The playground at St. Mary’s was a cracked and bumpy blacktop square maybe a hundred feet long on each side and surrounded by a tall anchor fence on two sides, the school on another, and an old garage that completed the square.
The garage was a really low, gray, four-car structure. I was never sure who, if anyone, used it. I never saw the doors open. Never saw a car. And the little square windows on the doors were covered with dried up, crusty paper taped from the inside and fading to some shade of yellow. I never, ever, in my seven years at St. Mary’s saw anybody go in or out of the garage. It was a creepy place, right there on our playground. Here’s how eerie it was. No one ever yanked on the doors to see if they’d open or tried to get a look behind the aged paper. We mostly steered clear of it.

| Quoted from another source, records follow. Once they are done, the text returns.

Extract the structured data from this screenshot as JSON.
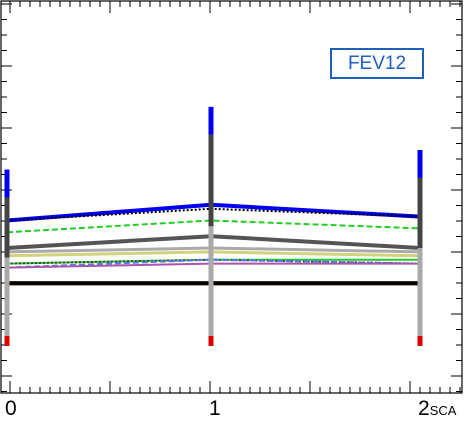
{
  "legend": {
    "label": "FEV12"
  },
  "chart_data": {
    "type": "line",
    "title": "",
    "xlabel": "SCA",
    "ylabel": "",
    "categories": [
      "0",
      "1",
      "2"
    ],
    "x": [
      0,
      1,
      2
    ],
    "xtick_labels": [
      "0",
      "1",
      "2"
    ],
    "xlabel_subscript": "SCA",
    "ylim": [
      0,
      100
    ],
    "grid": false,
    "legend_position": "top-right",
    "series": [
      {
        "color": "#0000ee",
        "style": "solid",
        "width": 4,
        "values": [
          44,
          48,
          45
        ]
      },
      {
        "color": "#000000",
        "style": "dotted",
        "width": 2,
        "values": [
          44,
          47,
          45
        ]
      },
      {
        "color": "#22cc22",
        "style": "dashed",
        "width": 2,
        "values": [
          41,
          44,
          42
        ]
      },
      {
        "color": "#555555",
        "style": "solid",
        "width": 4,
        "values": [
          37,
          40,
          37
        ]
      },
      {
        "color": "#aaaaaa",
        "style": "solid",
        "width": 3,
        "values": [
          36,
          37,
          36
        ]
      },
      {
        "color": "#d2d27a",
        "style": "solid",
        "width": 3,
        "values": [
          35,
          36,
          35
        ]
      },
      {
        "color": "#22cc22",
        "style": "solid",
        "width": 2,
        "values": [
          33,
          34,
          34
        ]
      },
      {
        "color": "#444444",
        "style": "dotted",
        "width": 2,
        "values": [
          33,
          34,
          33
        ]
      },
      {
        "color": "#5577ee",
        "style": "dashed",
        "width": 2,
        "values": [
          32,
          34,
          33
        ]
      },
      {
        "color": "#aa55aa",
        "style": "solid",
        "width": 2,
        "values": [
          32,
          33,
          33
        ]
      },
      {
        "color": "#dd0000",
        "style": "solid",
        "width": 4,
        "values": [
          28,
          28,
          28
        ]
      },
      {
        "color": "#000000",
        "style": "solid",
        "width": 4,
        "values": [
          28,
          28,
          28
        ]
      }
    ],
    "error_bars": [
      {
        "x": 0,
        "low": 12,
        "high": 57
      },
      {
        "x": 1,
        "low": 12,
        "high": 73
      },
      {
        "x": 2,
        "low": 12,
        "high": 62
      }
    ]
  }
}
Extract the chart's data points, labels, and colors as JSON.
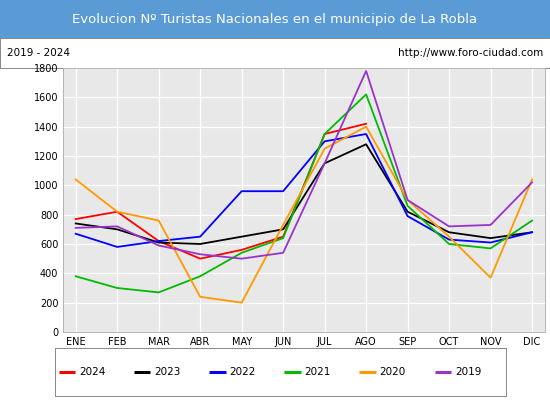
{
  "title": "Evolucion Nº Turistas Nacionales en el municipio de La Robla",
  "subtitle_left": "2019 - 2024",
  "subtitle_right": "http://www.foro-ciudad.com",
  "title_bg_color": "#5b9bd5",
  "title_text_color": "#ffffff",
  "months": [
    "ENE",
    "FEB",
    "MAR",
    "ABR",
    "MAY",
    "JUN",
    "JUL",
    "AGO",
    "SEP",
    "OCT",
    "NOV",
    "DIC"
  ],
  "ylim": [
    0,
    1800
  ],
  "yticks": [
    0,
    200,
    400,
    600,
    800,
    1000,
    1200,
    1400,
    1600,
    1800
  ],
  "series": {
    "2024": {
      "color": "#ff0000",
      "data": [
        770,
        820,
        620,
        500,
        560,
        650,
        1350,
        1420,
        null,
        null,
        null,
        null
      ]
    },
    "2023": {
      "color": "#000000",
      "data": [
        740,
        700,
        610,
        600,
        650,
        700,
        1150,
        1280,
        820,
        680,
        640,
        680
      ]
    },
    "2022": {
      "color": "#0000ff",
      "data": [
        670,
        580,
        620,
        650,
        960,
        960,
        1300,
        1350,
        790,
        630,
        610,
        680
      ]
    },
    "2021": {
      "color": "#00bb00",
      "data": [
        380,
        300,
        270,
        380,
        540,
        640,
        1350,
        1620,
        860,
        600,
        570,
        760
      ]
    },
    "2020": {
      "color": "#ff9900",
      "data": [
        1040,
        820,
        760,
        240,
        200,
        730,
        1250,
        1400,
        900,
        650,
        370,
        1040
      ]
    },
    "2019": {
      "color": "#9933cc",
      "data": [
        710,
        720,
        590,
        530,
        500,
        540,
        1150,
        1780,
        900,
        720,
        730,
        1020
      ]
    }
  },
  "legend_entries": [
    [
      "2024",
      "#ff0000"
    ],
    [
      "2023",
      "#000000"
    ],
    [
      "2022",
      "#0000ff"
    ],
    [
      "2021",
      "#00bb00"
    ],
    [
      "2020",
      "#ff9900"
    ],
    [
      "2019",
      "#9933cc"
    ]
  ],
  "bg_color": "#e8e8e8",
  "grid_color": "#ffffff"
}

Two sides of the yard were blocked by that tall anchor fence which separated the school from the surrounding neighborhood, and in spring the fence was covered with big, fluffy lilacs whose scent wafted into the school on those long lazy afternoons, after lunch, after running around on the hot tar. By the time the end of the day approached it was almost impossible to stay awake at my desk.
The fourth side of the playground was the school itself.
During recess, the girls stood around in little groups and giggled and talked, probably about which boys were cute and who they wanted to “go-out” with. That always cracked me up. “Go-out!” Where the hell were they going to go in sixth grade.
But the boys played. We’d play Red Rover and Buck Buck, two really rough contact games that the nuns hated. There was no official gym class, we were all just turned loose out on the asphalt school yard and ran around like lunatics for half an hour. When recess was over, we’d be hoarded back into our classes, only now we were sopped with sweat and pretty ripe. Soon enough the classroom began to take on the “flavor” of gym class, if you catch my drift.
On Wednesdays, Mr. Daly came and played with us. Basketball or kickball in the tiny gym during the winter, and softball or kickball in the spring, outside on the black top.
On one particularly beautiful, warm May afternoon, the lilacs in bloom, the smell of the freedom of summer in the air, we were playing softball with Mr. Daly. He had scrawled the bases onto the asphalt with a piece of that big chalk. The pitcher’s mound was the storm grid in the middle of a big dip in the yard. Home plate, also scribbled with chalk, was at the far end of the playground, right in the corner where the anchor fences met. This meant that we were hitting toward the school which loomed in the background. Its two-story façade was all brick, and the windows were massive and rectangular and heavy. Mr. Daly had watched us grow up by playing some kind of ball with us every Wednesday since we were in first grade. And even though we were in sixth grade now, we still played softball against the backdrop of the school. The building was certainly far enough away from this goofy, awkward bunch of sixth grade Catholic schoolers, Mr. Daly was not at all worried about anyone hitting a ball against the school, or worse, through one of those huge windows.
By sixth grade I was five-foot-seven, the biggest kid in the school, an all-star little leaguer, and a lefty with good power. I got up to the plate (the chalk-scribbled square on the asphalt) just as I had done every Wednesday since I was six.
“OK, Staniz, show ‘em what ya’ got,” Mr. Daly called out, and he lobbed the ball with a slow, lazy arc through the warm May morning. I took my best swing and launched the ball way up over all the kids in the school yard. The sky was a brilliant blue and the ball disappeared into the massive shadow cast by the school. I stood mesmerized for a moment. Everyone did. What a shot. We all just stared as the ball rose and rose until it disappeared into that shadow. And then we heard it — the hideous impact of ball on glass, the sharp sound of glass shattering and raining down onto asphalt. I had smashed one of the huge windows right where a class was going on. I tried to imagine how scared the kids inside were. I just stood there not sure what to do, and then I heard Mr. Daly’s voice in the deep silence of the aftermath.
“You asshole, Stanizzi! You asshole! What the hell is wrong with you!? You broke the…you…stupid….you…son of a bitch!”
Whatever happened next. I couldn’t tell you. My gym class career was over, of course. But what is relevant here is the sound of smashed glass shattering, and Mr. Daly calling me an asshole, over and over. I can still feel the sting of his words. I was as surprised as anyone. I had no idea I could hit that far. Mr. Daly insisted that I did it on purpose, but how ridiculous is that?
I don’t remember much before or after it happened. But that singular moment, would go from meaningless to perpetually unforgettable.
I see the ball’s lethargic arc through the morning sun. I swing hard. I watch the ball vanish into the sky. I hear the explosion of glass and raining of shards. Mr. Daly is seething with anger. And in my mind the ball never comes down. It never reaches the school. It leaves my bat. Soars into the spring air. Disappears in shadow. Then it leaves my bat again. Soars up into the spring air. Disappears in shadow. Then it leaves my bat.